Facebook Targets OpenCellular Program at Bringing Billions of People Online
Facebook has a new open source initiative that could present some big challenges to the cellular and mobile wireless ecosystems. OpenCellular is an open source hardware and software project targeted to bring more affordable wireless access to remote areas.
Kashif Ali is the engineer behind OpenCellular, and he previously co-founded Endaga, which was developing a similar open initiative. The OpenCellular platform is designed to improve connectivity worldwide since it can be deployed to support a range of communication options, from a network in a box to an access point supporting everything from 2G to LTE.
The system is composed of two main subsystems: general-purpose and base-band computing (GBC) with integrated power and housekeeping system, and radio frequency (RF) with integrated analog front-end. Facebook plans to open source the hardware design, along with necessary firmware and control software, to enable telecom operators, entrepreneurs, OEMs, and researchers to locally build, implement, deploy, and operate wireless infrastructure based on this platform.
"We aim to work with Telecom Infra Project (TIP) members to build an active open source community around cellular access technology development and to select trial locations for further validation of technical, functional, and operational aspects of the platform...As of the end of 2015, more than 4 billion people were still not connected to the internet, and 10 percent of the world's population were living outside the range of cellular connectivity. Despite the widespread global adoption of mobile phones over the last 20 years, the cellular infrastructure required to support basic connectivity and more advanced capabilities like broadband is still unavailable or unaffordable in many parts of the world. At Facebook, we want to help solve this problem, and we are pursuing multiple approaches aimed at improving connectivity infrastructure and lowering the cost of deploying and operating that infrastructure."
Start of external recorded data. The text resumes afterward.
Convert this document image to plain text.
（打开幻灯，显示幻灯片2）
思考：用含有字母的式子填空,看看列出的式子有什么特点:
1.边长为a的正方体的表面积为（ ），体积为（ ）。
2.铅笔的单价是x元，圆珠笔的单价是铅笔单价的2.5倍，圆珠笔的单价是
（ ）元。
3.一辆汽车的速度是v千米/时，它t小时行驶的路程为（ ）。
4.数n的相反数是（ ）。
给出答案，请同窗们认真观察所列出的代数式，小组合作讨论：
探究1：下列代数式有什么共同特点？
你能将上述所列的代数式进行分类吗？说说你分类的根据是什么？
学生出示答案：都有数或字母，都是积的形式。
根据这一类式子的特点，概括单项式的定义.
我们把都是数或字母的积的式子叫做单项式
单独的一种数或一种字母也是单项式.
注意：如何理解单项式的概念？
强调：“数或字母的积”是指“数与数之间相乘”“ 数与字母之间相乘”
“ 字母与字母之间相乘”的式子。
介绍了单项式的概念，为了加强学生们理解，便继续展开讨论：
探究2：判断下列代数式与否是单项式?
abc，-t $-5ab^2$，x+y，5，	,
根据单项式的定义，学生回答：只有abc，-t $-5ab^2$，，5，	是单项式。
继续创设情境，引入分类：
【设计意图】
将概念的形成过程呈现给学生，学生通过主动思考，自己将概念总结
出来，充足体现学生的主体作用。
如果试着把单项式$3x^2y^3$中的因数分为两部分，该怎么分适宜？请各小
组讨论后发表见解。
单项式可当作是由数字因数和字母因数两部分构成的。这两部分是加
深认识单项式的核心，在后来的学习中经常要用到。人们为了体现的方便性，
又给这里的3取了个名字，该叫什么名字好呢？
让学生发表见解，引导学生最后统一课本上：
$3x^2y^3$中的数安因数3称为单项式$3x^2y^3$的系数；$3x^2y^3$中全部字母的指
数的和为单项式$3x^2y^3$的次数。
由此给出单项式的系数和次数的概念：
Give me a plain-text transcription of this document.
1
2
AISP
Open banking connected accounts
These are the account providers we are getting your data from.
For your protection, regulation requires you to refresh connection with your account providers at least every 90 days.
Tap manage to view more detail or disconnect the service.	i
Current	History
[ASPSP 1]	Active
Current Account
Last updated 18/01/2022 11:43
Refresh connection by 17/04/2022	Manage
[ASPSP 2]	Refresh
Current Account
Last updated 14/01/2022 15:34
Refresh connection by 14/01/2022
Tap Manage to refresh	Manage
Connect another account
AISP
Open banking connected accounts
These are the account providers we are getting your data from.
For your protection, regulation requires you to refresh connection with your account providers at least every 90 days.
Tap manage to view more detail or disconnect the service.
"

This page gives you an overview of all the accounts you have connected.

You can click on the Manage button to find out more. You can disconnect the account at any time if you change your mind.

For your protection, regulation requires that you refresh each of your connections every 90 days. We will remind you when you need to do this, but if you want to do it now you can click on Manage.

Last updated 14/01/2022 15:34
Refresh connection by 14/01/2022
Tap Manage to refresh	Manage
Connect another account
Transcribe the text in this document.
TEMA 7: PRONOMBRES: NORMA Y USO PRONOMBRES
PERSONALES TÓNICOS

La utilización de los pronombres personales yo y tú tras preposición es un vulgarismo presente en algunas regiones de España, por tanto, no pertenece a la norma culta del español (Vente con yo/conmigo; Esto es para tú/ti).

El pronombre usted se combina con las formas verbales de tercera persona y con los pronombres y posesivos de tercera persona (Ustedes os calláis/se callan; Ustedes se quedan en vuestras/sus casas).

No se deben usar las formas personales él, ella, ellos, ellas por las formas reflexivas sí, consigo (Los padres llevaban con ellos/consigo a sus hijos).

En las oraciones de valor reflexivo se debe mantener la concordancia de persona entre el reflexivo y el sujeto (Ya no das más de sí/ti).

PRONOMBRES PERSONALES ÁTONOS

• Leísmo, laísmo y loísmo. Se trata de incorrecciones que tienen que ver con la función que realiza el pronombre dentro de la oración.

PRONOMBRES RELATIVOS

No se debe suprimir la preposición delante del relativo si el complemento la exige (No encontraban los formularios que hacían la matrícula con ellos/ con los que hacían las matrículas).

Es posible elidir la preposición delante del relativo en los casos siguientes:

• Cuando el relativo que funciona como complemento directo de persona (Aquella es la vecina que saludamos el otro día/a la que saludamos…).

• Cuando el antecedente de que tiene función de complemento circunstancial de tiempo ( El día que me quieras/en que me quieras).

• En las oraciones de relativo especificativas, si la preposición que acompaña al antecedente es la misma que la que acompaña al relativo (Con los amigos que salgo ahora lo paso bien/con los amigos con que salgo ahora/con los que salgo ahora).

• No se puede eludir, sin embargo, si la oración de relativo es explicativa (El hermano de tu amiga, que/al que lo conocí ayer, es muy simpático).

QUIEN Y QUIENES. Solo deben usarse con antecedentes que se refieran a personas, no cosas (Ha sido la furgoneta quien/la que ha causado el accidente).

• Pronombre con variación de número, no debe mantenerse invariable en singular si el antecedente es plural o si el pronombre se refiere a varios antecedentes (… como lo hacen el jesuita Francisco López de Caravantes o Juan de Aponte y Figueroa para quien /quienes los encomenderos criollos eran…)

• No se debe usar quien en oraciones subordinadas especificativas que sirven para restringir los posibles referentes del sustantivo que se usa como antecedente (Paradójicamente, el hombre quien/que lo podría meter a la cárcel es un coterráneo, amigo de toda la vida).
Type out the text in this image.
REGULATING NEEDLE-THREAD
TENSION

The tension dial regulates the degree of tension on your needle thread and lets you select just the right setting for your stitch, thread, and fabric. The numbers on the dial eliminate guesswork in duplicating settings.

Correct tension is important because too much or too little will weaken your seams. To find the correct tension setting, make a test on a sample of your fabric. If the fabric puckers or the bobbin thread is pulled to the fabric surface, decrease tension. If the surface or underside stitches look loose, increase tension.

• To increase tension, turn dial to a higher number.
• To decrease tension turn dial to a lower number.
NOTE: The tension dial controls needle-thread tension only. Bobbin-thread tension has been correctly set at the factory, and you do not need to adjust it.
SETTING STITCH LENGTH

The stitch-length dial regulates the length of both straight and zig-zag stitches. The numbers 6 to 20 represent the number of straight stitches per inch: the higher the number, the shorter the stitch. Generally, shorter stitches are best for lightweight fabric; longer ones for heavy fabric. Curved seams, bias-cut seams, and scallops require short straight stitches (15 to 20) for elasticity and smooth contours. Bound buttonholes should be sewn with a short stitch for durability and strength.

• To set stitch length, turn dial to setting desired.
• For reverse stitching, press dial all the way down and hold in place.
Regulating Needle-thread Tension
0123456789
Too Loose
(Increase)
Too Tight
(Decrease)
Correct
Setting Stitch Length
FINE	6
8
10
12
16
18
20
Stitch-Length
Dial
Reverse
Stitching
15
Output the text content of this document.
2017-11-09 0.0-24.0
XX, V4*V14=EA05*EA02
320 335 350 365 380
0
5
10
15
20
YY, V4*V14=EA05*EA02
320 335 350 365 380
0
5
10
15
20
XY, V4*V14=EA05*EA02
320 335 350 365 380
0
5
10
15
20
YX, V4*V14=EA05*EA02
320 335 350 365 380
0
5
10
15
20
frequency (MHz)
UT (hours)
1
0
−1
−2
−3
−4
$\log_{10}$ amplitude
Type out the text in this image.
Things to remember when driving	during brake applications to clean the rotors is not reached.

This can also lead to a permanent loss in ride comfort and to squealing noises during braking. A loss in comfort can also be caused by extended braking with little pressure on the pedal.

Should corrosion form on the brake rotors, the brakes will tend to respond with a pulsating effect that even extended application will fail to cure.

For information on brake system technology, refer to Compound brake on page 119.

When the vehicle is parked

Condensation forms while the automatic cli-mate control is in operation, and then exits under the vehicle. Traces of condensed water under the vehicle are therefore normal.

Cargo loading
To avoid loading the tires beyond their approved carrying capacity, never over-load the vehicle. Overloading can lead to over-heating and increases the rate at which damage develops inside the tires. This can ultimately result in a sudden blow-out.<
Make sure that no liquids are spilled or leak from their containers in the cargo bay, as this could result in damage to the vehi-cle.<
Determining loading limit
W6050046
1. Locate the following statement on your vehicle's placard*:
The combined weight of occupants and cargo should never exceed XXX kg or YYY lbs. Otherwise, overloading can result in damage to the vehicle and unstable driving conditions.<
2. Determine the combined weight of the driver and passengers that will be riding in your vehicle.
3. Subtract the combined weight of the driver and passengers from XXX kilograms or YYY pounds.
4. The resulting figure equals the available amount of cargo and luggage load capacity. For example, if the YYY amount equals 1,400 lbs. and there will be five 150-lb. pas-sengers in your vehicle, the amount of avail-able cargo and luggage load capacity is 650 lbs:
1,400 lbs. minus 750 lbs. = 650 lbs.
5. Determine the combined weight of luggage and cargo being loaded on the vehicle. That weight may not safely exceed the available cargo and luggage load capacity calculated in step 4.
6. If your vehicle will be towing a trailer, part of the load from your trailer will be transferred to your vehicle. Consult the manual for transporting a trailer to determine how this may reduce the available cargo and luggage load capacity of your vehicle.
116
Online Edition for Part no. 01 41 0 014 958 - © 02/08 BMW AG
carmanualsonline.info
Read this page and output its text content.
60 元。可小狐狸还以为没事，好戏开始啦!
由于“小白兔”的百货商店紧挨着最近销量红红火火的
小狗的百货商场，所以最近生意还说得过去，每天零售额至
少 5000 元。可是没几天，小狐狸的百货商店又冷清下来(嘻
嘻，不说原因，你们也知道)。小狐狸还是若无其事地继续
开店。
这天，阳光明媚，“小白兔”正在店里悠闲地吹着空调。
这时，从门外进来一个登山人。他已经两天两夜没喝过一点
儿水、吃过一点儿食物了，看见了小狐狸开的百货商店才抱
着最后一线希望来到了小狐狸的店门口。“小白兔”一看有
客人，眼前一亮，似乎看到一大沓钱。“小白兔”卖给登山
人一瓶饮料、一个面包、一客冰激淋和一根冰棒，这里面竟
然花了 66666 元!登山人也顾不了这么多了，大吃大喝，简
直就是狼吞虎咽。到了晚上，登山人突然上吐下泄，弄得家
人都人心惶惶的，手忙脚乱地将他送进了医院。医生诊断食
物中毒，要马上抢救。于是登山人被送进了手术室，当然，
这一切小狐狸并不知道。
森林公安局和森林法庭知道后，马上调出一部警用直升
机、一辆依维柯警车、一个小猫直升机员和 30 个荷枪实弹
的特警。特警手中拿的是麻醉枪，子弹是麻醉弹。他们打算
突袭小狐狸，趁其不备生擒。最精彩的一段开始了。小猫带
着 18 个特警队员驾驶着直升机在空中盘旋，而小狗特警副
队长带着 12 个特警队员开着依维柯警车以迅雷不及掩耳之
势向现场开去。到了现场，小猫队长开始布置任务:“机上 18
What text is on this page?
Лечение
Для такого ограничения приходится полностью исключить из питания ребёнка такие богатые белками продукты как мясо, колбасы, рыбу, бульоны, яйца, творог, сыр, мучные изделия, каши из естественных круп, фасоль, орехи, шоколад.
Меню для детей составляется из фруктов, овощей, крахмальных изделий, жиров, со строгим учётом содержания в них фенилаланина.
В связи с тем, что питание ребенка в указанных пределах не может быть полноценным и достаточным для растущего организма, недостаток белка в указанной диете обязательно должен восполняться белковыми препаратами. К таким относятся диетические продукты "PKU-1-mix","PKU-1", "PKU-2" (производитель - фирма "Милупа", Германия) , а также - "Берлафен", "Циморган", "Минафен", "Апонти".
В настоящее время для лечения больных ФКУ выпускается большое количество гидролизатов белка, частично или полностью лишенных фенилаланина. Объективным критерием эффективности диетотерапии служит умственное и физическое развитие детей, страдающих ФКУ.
Facebok's leaders, of course, have been very vocal about efforts to bring billions of people without online access online, and the company obviously stands to gain from such efforts.
"Traditional cellular infrastructure can be very expensive, making it difficult for operators to deploy it everywhere and for smaller organizations or individuals to solve hyperlocal connectivity challenges," the Facebook post adds. "It's often unaffordable for them to attempt to extend network access in both rural and developed communities."
"With OpenCellular, we want to develop affordable new technology that can expand capacity and make it more cost-effective for operators to deploy networks in places where coverage is scarce. By open sourcing the hardware and software designs for this technology, we expect costs to decrease for operators and to make it accessible to new participants."